Construction of engineered exosomes with high loading efficiency of cellular endogenous proteins.

Author: Lin HUANG ¹ ; Dianbing WANG ² ; Ning GU ¹ ; Xian-En ZHANG ¹
Author Information

1. School of Biological Science and Medical Engineering, Southeast University, Nanjing 210096, Jiangsu, China.
2. National Laboratory of Biomacromolecules, CAS center for Excellence in Biomacromolecules, Institute of Biophysics, Chinese Academy of Sciences, Beijing 100101, China.

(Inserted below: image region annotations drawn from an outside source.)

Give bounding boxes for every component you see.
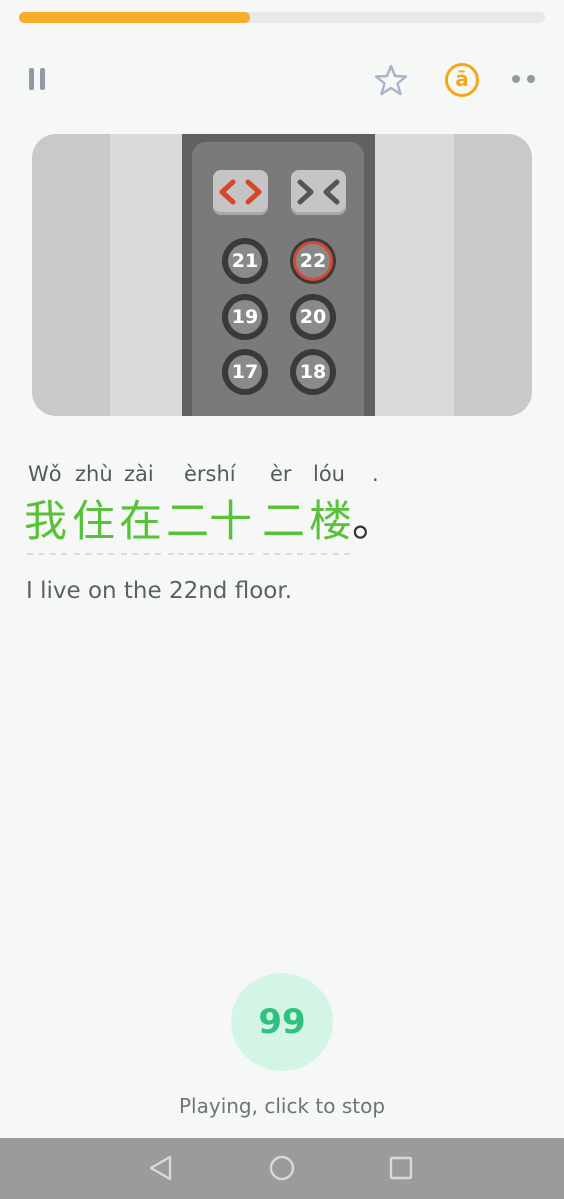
back-icon[interactable]	[146, 1153, 176, 1183]
system-navbar	[0, 1138, 564, 1199]
pinyin-word[interactable]: Wǒ	[28, 462, 62, 486]
pinyin-word[interactable]: zhù	[75, 462, 113, 486]
pinyin-row: Wǒ zhù zài èrshí èr lóu .	[0, 462, 564, 492]
floor-button-active: 22	[290, 238, 336, 284]
word-underline	[27, 553, 67, 555]
elevator-illustration: 21 22 19 20 17 18	[32, 134, 532, 416]
quote-icon: 99	[258, 1002, 306, 1042]
open-door-icon	[213, 170, 268, 215]
hanzi-word[interactable]: 在	[119, 496, 162, 548]
floor-button: 20	[290, 294, 336, 340]
play-stop-button[interactable]: 99	[231, 973, 333, 1071]
word-underline	[74, 553, 114, 555]
pause-icon[interactable]	[27, 68, 49, 92]
hanzi-word[interactable]: 楼	[309, 496, 352, 548]
progress-fill	[19, 12, 251, 23]
playback-status: Playing, click to stop	[178, 1094, 386, 1118]
hanzi-word[interactable]: 二	[262, 496, 305, 548]
floor-button: 21	[222, 238, 268, 284]
word-underline	[310, 553, 350, 555]
hanzi-word[interactable]: 二十	[166, 496, 252, 548]
hanzi-punct: 。	[352, 497, 395, 547]
hanzi-row: 我 住 在 二十 二 楼 。	[0, 496, 564, 552]
pinyin-word[interactable]: lóu	[313, 462, 345, 486]
star-icon[interactable]	[374, 63, 408, 97]
pinyin-word[interactable]: zài	[124, 462, 154, 486]
pinyin-word[interactable]: èrshí	[184, 462, 236, 486]
floor-button: 17	[222, 349, 268, 395]
word-underline	[263, 553, 303, 555]
more-icon[interactable]	[510, 75, 540, 85]
home-icon[interactable]	[267, 1153, 297, 1183]
floor-button: 18	[290, 349, 336, 395]
pinyin-word[interactable]: èr	[270, 462, 292, 486]
translation-text: I live on the 22nd floor.	[26, 578, 293, 604]
close-door-icon	[291, 170, 346, 215]
pinyin-toggle-button[interactable]: ā	[445, 63, 479, 97]
progress-bar	[19, 12, 545, 23]
word-underline	[121, 553, 161, 555]
hanzi-word[interactable]: 我	[24, 496, 67, 548]
hanzi-word[interactable]: 住	[72, 496, 115, 548]
recents-icon[interactable]	[386, 1153, 416, 1183]
word-underline	[168, 553, 254, 555]
pinyin-punct: .	[372, 462, 379, 486]
floor-button: 19	[222, 294, 268, 340]
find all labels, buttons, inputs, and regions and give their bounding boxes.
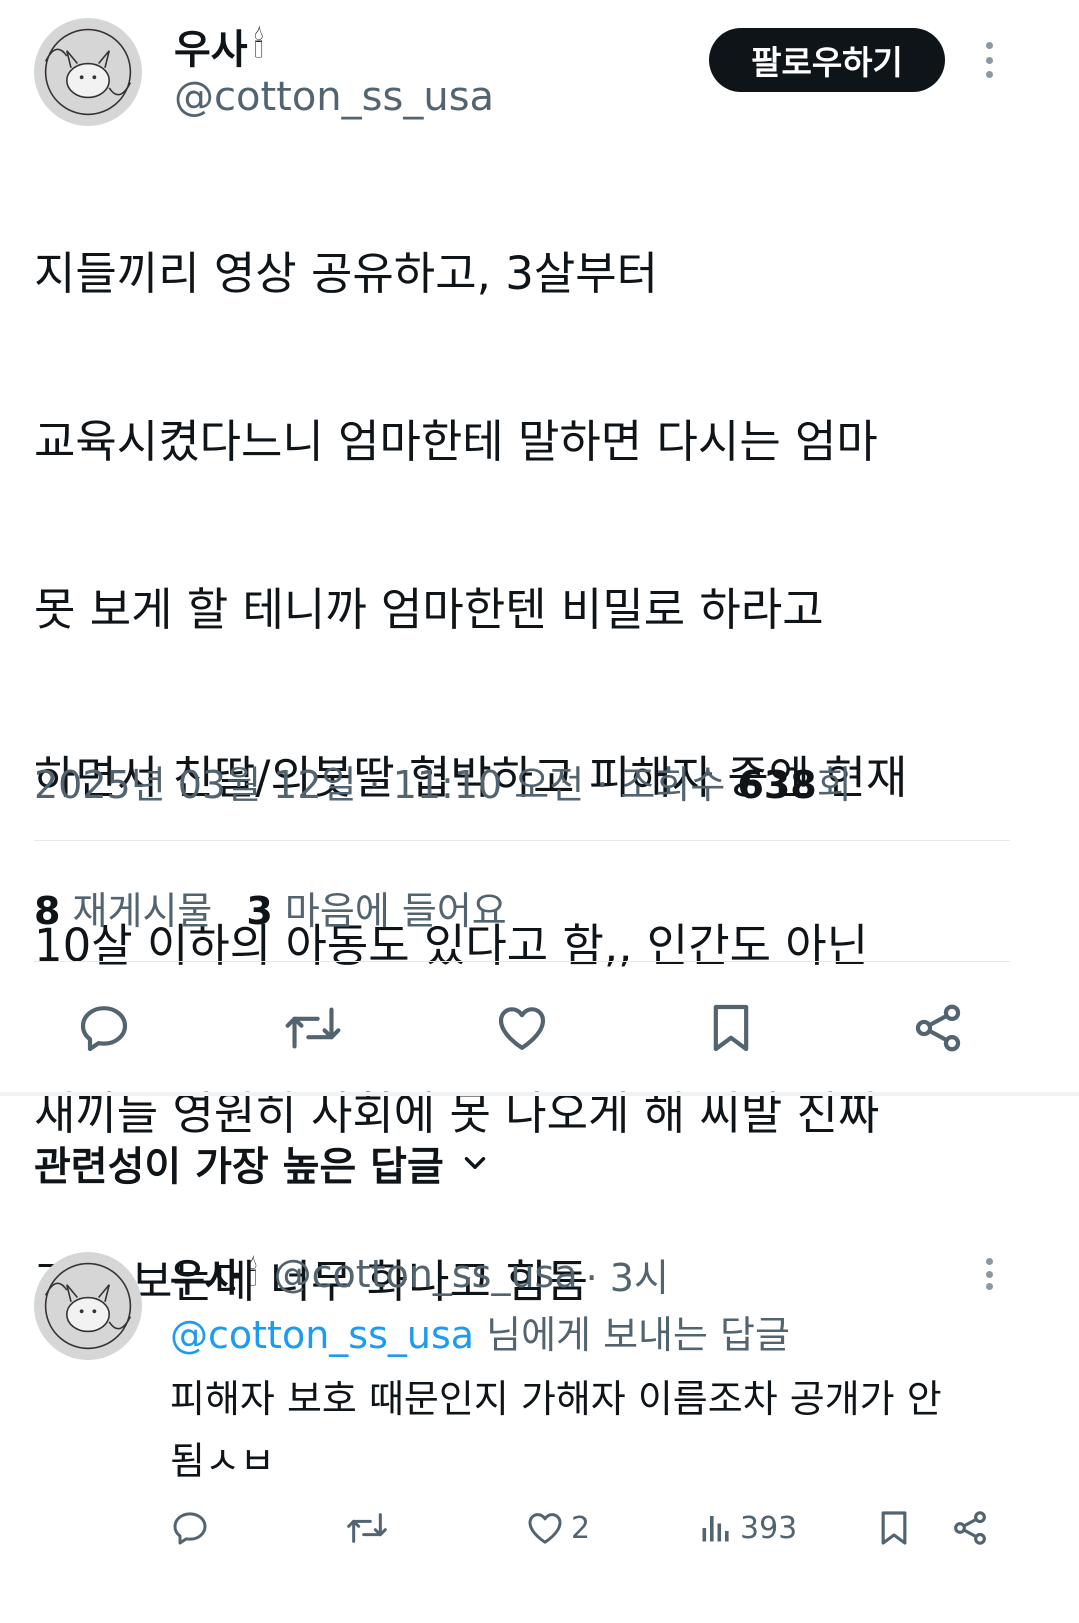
author-handle[interactable]: @cotton_ss_usa bbox=[174, 74, 494, 120]
share-icon bbox=[954, 1511, 986, 1545]
reply-repost-button[interactable] bbox=[345, 1508, 389, 1548]
replies-section-title: 관련성이 가장 높은 답글 bbox=[34, 1144, 444, 1190]
author-avatar[interactable] bbox=[34, 18, 142, 126]
reply-author-avatar[interactable] bbox=[34, 1252, 142, 1360]
reply-bookmark-button[interactable] bbox=[874, 1508, 914, 1548]
replying-to: @cotton_ss_usa 님에게 보내는 답글 bbox=[170, 1304, 790, 1359]
reply-more-options-icon[interactable] bbox=[982, 1258, 996, 1290]
author-name-row[interactable]: 우사 🕯 bbox=[174, 18, 264, 74]
heart-icon[interactable] bbox=[494, 1000, 550, 1056]
repost-icon[interactable] bbox=[283, 1000, 343, 1056]
reply-text: 피해자 보호 때문인지 가해자 이름조차 공개가 안 됨ㅅㅂ bbox=[170, 1377, 942, 1483]
reply-time: · 3시 bbox=[585, 1255, 669, 1300]
tweet-text-line: 교육시켰다느니 엄마한테 말하면 다시는 엄마 bbox=[34, 415, 878, 468]
section-separator bbox=[0, 1092, 1079, 1096]
divider bbox=[34, 961, 1010, 962]
stats-row: 8 재게시물 3 마음에 들어요 bbox=[34, 880, 507, 935]
reply-like-button[interactable]: 2 bbox=[525, 1508, 590, 1548]
heart-icon bbox=[528, 1513, 562, 1544]
views-icon bbox=[702, 1516, 729, 1542]
tweet-text-line: 못 보게 할 테니까 엄마한텐 비밀로 하라고 bbox=[34, 583, 824, 636]
author-name: 우사 bbox=[174, 27, 248, 73]
tweet-text-line: 지들끼리 영상 공유하고, 3살부터 bbox=[34, 247, 659, 300]
replying-to-handle[interactable]: @cotton_ss_usa bbox=[170, 1313, 474, 1357]
follow-button[interactable]: 팔로우하기 bbox=[709, 28, 945, 92]
replying-to-suffix: 님에게 보내는 답글 bbox=[474, 1313, 790, 1357]
more-options-icon[interactable] bbox=[982, 42, 996, 78]
reply-author-handle: @cotton_ss_usa bbox=[273, 1252, 578, 1296]
candle-icon: 🕯 bbox=[247, 1254, 258, 1294]
bookmark-icon bbox=[881, 1511, 907, 1545]
likes-count: 3 bbox=[246, 889, 273, 933]
reply-icon[interactable] bbox=[76, 1000, 132, 1056]
reply-views-button[interactable]: 393 bbox=[698, 1508, 797, 1548]
tweet-meta: 2025년 03월 12일 · 11:10 오전 · 조회수 638회 bbox=[34, 754, 852, 809]
chevron-down-icon bbox=[464, 1157, 485, 1169]
reply-header[interactable]: 우사 🕯 @cotton_ss_usa · 3시 bbox=[170, 1246, 669, 1302]
reposts-stat[interactable]: 8 재게시물 bbox=[34, 880, 212, 935]
reply-share-button[interactable] bbox=[950, 1508, 990, 1548]
divider bbox=[34, 840, 1010, 841]
candle-icon: 🕯 bbox=[253, 25, 264, 66]
reply-views-count: 393 bbox=[740, 1510, 798, 1546]
views-suffix: 회 bbox=[816, 763, 852, 807]
views-count: 638 bbox=[737, 763, 817, 807]
timestamp[interactable]: 2025년 03월 12일 · 11:10 오전 · 조회수 bbox=[34, 763, 737, 807]
share-icon[interactable] bbox=[910, 1000, 966, 1056]
reposts-label: 재게시물 bbox=[60, 889, 213, 933]
bookmark-icon[interactable] bbox=[703, 1000, 759, 1056]
likes-label: 마음에 들어요 bbox=[272, 889, 507, 933]
likes-stat[interactable]: 3 마음에 들어요 bbox=[246, 880, 506, 935]
reply-author-name: 우사 bbox=[170, 1255, 240, 1300]
reposts-count: 8 bbox=[34, 889, 61, 933]
reply-icon bbox=[173, 1512, 207, 1545]
reply-like-count: 2 bbox=[571, 1510, 591, 1546]
repost-icon bbox=[347, 1513, 387, 1543]
replies-sort-button[interactable]: 관련성이 가장 높은 답글 bbox=[34, 1134, 492, 1192]
reply-reply-button[interactable] bbox=[170, 1508, 210, 1548]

Publication Type:Journal Article
Keywords: drug delivery carrier; endogenous protein; exosome; loading efficiency; membrane localization element
MeSH: Drug Carriers; Drug Delivery Systems; Exosomes; HEK293 Cells; Humans; Protein Transport
From: Chinese Journal of Biotechnology 2019;35(8):1537-1545
CountryChina
Language:Chinese
Abstract: Exosomes have many advantages as natural drug delivery carriers, but their application is limited by the inefficient loading of intracellular drugs (such as proteins and nucleic acids). In this study, mCherry, a red fluorescent protein, was used as the endogenous cargo target. Through gene modification of donor cells and fusion expression of membrane localization elements (PB, CAAX, Palm and CD63), mCherry was specifically sorted into exosomes through biogenesis. Results show that CD63 had the highest sorting efficiency, followed by Palm. PB and CAAX led enrichment of mCherry on the plasma membrane, but not in exosomes. The approach provides an alternative to facilitate packaging of cargo by exosomes and thus to increase the efficient delivery of endogenous protein drugs.